- The Washington Times - Thursday, June 1, 2017

The Justice Department petitioned the Supreme Court late Thursday to immediately reinstate President Trump’s extreme vetting policy, asking the justices to erase injunctions issued by several lower courts.

Mr. Trump’s lawyers said the president was acting within his national security powers when he issued his executive order in March halting admissions of most visitors from six majority-Muslim countries with ties to terrorism, and pausing admissions of refugees.

“We have asked the Supreme Court to hear this important case and are confident that President Trump’s executive order is well within his lawful authority to keep the Nation safe and protect our communities from terrorism,” Justice Department spokeswoman Sarah Isgur Flores said in a statement announcing the filing.

Federal courts in Hawaii and Maryland have blocked various parts of the executive orders. The Maryland judge’s decision has since been upheld by the 4th U.S. Circuit Court of Appeals, while the 9th Circuit is considering an appeal of the Hawaii judge’s ruling.

The Trump administration has asked the justices to take the case and swiftly erase both injunctions, allowing the policy to take effect.

Justice Department lawyers said Congress has granted the president wide latitude to decide who is allowed to be admitted to the U.S.

But judges — primarily those appointed by Democratic presidents — have faulted Mr. Trump for his campaign rhetoric promising a ban on Muslims, saying that even though the current order is not such a ban, the “animus” then-candidate Trump showed toward a religion still taints his actions today.

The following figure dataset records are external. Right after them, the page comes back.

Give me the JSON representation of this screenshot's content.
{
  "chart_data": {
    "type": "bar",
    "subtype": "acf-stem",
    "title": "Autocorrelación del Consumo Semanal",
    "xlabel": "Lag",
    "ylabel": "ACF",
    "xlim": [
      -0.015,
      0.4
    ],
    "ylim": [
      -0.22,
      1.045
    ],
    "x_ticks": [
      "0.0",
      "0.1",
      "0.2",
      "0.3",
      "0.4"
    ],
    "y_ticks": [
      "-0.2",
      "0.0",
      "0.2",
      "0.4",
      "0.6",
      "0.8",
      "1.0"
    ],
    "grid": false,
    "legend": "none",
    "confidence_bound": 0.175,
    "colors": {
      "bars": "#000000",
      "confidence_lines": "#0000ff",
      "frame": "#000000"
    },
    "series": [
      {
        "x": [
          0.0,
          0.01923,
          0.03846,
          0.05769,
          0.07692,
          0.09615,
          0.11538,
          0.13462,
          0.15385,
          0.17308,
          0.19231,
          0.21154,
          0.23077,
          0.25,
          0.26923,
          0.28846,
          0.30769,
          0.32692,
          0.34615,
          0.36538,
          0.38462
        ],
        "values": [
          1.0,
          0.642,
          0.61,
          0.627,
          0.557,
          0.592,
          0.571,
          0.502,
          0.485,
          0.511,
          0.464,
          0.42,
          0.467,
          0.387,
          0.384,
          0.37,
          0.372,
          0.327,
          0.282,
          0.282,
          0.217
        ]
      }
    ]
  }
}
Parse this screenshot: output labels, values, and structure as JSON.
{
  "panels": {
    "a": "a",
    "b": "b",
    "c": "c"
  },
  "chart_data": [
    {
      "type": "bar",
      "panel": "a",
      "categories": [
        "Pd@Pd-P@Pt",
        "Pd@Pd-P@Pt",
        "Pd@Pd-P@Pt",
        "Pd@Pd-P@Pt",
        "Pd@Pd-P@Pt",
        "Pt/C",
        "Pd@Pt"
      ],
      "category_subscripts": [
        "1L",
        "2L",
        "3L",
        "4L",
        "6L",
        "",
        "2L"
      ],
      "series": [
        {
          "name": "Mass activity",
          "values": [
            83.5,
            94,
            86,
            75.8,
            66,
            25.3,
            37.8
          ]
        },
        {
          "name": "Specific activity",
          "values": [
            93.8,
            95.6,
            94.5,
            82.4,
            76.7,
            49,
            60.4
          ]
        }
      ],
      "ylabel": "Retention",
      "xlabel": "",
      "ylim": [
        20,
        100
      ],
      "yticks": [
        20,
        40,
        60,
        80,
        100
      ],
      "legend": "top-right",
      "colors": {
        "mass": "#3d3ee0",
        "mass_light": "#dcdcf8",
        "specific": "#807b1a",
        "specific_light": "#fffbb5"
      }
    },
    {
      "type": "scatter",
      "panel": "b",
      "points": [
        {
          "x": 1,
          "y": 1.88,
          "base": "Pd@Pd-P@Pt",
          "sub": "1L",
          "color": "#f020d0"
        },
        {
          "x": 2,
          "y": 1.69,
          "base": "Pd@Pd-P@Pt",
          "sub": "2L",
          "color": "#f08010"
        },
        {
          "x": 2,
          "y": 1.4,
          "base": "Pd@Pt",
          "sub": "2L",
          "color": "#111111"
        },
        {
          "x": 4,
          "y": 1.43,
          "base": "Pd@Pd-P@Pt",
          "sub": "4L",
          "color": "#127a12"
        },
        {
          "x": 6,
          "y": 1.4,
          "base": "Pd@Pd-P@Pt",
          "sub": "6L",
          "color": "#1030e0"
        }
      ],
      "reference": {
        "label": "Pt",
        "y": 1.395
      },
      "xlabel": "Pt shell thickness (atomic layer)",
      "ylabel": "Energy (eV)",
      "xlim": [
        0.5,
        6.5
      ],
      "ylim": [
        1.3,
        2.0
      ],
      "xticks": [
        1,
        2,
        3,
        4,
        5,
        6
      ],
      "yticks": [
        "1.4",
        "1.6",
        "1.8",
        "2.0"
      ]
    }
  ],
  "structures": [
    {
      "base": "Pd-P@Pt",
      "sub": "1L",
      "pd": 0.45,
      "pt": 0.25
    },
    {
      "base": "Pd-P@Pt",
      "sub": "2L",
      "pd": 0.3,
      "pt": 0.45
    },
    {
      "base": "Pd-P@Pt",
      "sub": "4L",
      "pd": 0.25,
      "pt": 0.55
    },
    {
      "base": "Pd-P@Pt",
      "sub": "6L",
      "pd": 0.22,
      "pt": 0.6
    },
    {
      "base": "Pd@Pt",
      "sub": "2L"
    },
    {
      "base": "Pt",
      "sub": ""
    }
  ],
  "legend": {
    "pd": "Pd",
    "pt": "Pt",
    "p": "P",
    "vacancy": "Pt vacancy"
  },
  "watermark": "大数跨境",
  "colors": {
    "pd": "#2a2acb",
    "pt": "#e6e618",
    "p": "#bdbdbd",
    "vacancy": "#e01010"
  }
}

Mr. Trump’s lawyers said the court made a mistake by “attempting to delve into the president’s supposed true motives and pointed to the president’s speech last week in Saudi Arabia where “decried ’the murder of innocent Muslims.’”

Trump backers point to myriad majority-Muslim countries that aren’t singled out in the executive order as evidence it’s not animated by antipathy toward a religion, and Justice Department lawyers say many immigration decisions involve dividing persons based on their country of origin.

“The court erred in invalidating a religion-neutral order of the President not because of what it says or does, but because of what supposedly motivated the President (and his advisors) in issuing it,” the lawyers said.

In petitioning the high court, Mr. Trump sets up the first major test for newly installed Supreme Court Justice Neil Gorsuch.

The case is also likely to be a challenge for Chief Justice John G. Roberts Jr., who famously upheld Obamacare by refusing to look at President Obama’s rhetoric insisting the law wasn’t a tax. Instead, the Chief Justice, joined by four Democratic-appointed justices, said the law on its face was a tax no matter what Mr. Obama had said, so it was constitutional under the federal government’s taxing power.

In the case of the vetting order, Mr. Trump argues that regardless of campaign rhetoric, his latest version was carefully drawn to meet courts’ demands, and is on its face legal.

The revised order would put a 90-day halt to most admissions of visitors from Iran, Libya, Somalia, Sudan, Syria and Yemen — each country that was initially identified by Mr. Obama and the previous Congress as needing special scrutiny.

The revised order also imposes a 120-day pause on refugee admissions.

Civil liberties groups urged the high court to leave the lower court injunctions in place, saying those judges are serving as a check against a president trying to target a religion.

“Again and again, our nation’s courts have found that President Trump’s Muslim ban is unconstitutional,” said Karen Tumlin, legal director of the National Immigration Law Center.